Reviewed by JONATHAN LEWIS:         

TARZAN AND THE SLAVE GIRL. RKO Radio Pictures, 1950. Lex Barker, Vanessa Brown, Robert Alda, Hurd Hatfield, Arthur Shields, Tony Caruso, Denise Darcel. Based on the charcaters created by Edgar Rice Burroughs. Director: Lee Sholem.

   After the first twenty minutes or so, I was all but ready to give up on Tarzan and the Slave Girl. There was a lot of frenetic activity in the jungle, a few tribes running amok, and what not. But it didn’t seem to be leading anywhere in particular.

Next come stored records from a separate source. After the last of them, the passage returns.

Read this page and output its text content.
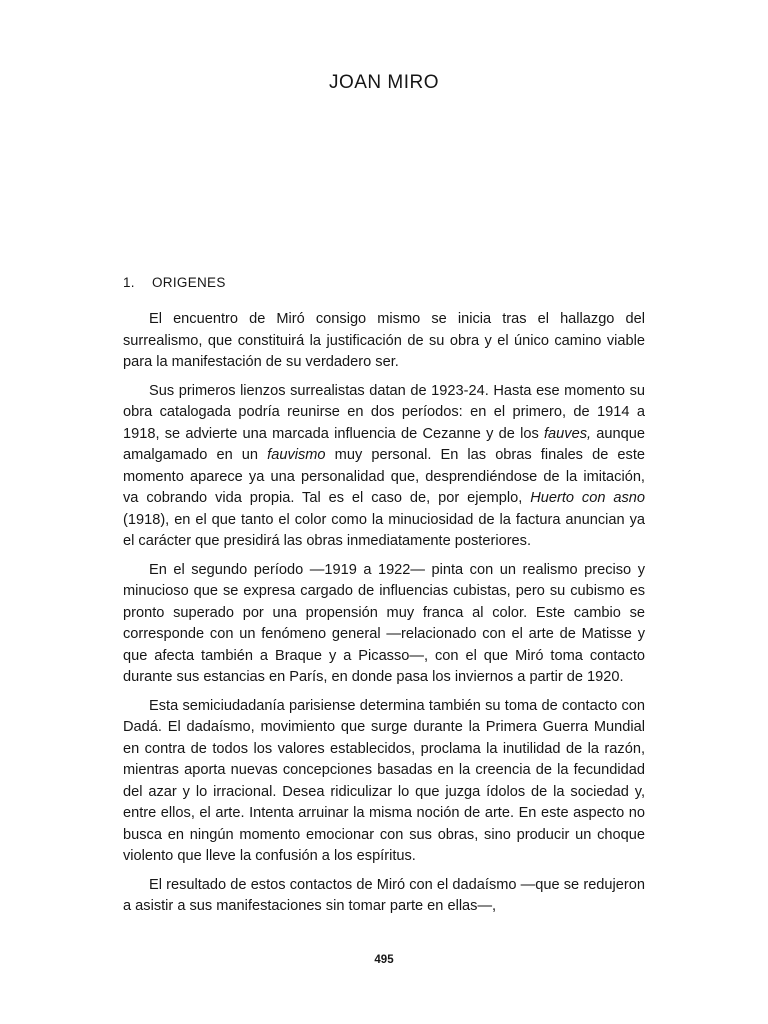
JOAN MIRO
1. ORIGENES

El encuentro de Miró consigo mismo se inicia tras el hallazgo del surrealismo, que constituirá la justificación de su obra y el único camino viable para la manifestación de su verdadero ser.

Sus primeros lienzos surrealistas datan de 1923-24. Hasta ese momento su obra catalogada podría reunirse en dos períodos: en el primero, de 1914 a 1918, se advierte una marcada influencia de Cezanne y de los fauves, aunque amalgamado en un fauvismo muy personal. En las obras finales de este momento aparece ya una personalidad que, desprendiéndose de la imitación, va cobrando vida propia. Tal es el caso de, por ejemplo, Huerto con asno (1918), en el que tanto el color como la minuciosidad de la factura anuncian ya el carácter que presidirá las obras inmediatamente posteriores.

En el segundo período —1919 a 1922— pinta con un realismo preciso y minucioso que se expresa cargado de influencias cubistas, pero su cubismo es pronto superado por una propensión muy franca al color. Este cambio se corresponde con un fenómeno general —relacionado con el arte de Matisse y que afecta también a Braque y a Picasso—, con el que Miró toma contacto durante sus estancias en París, en donde pasa los inviernos a partir de 1920.

Esta semiciudadanía parisiense determina también su toma de contacto con Dadá. El dadaísmo, movimiento que surge durante la Primera Guerra Mundial en contra de todos los valores establecidos, proclama la inutilidad de la razón, mientras aporta nuevas concepciones basadas en la creencia de la fecundidad del azar y lo irracional. Desea ridiculizar lo que juzga ídolos de la sociedad y, entre ellos, el arte. Intenta arruinar la misma noción de arte. En este aspecto no busca en ningún momento emocionar con sus obras, sino producir un choque violento que lleve la confusión a los espíritus.

El resultado de estos contactos de Miró con el dadaísmo —que se redujeron a asistir a sus manifestaciones sin tomar parte en ellas—,

495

   But I’m glad I kept watching, because this entry into the Tarzan filmography turned into a rather enjoyable escapist adventure. Directed by Lee Sholem, Tarzan and the Slave Girl is notable for being Lex Barker’s second portrayal of our eponymous hero and actress Vanessa Brown’s sole portrayal of Jane.

   The plot follows Tarzan as he seeks to rescue slave women held captive by a jungle tribe that is suffering from a mysterious health ailment. Tarzan teams up with a somewhat alcoholic game hunter named Neil (Robert Alda) to both find the aforementioned tribe’s hidden city and to rescue Jane and Neil’s would-be girlfriend, Lola (Denise Darcel). It’s a lighthearted little adventure film that, while not particularly memorable, ends up being quite fun to watch.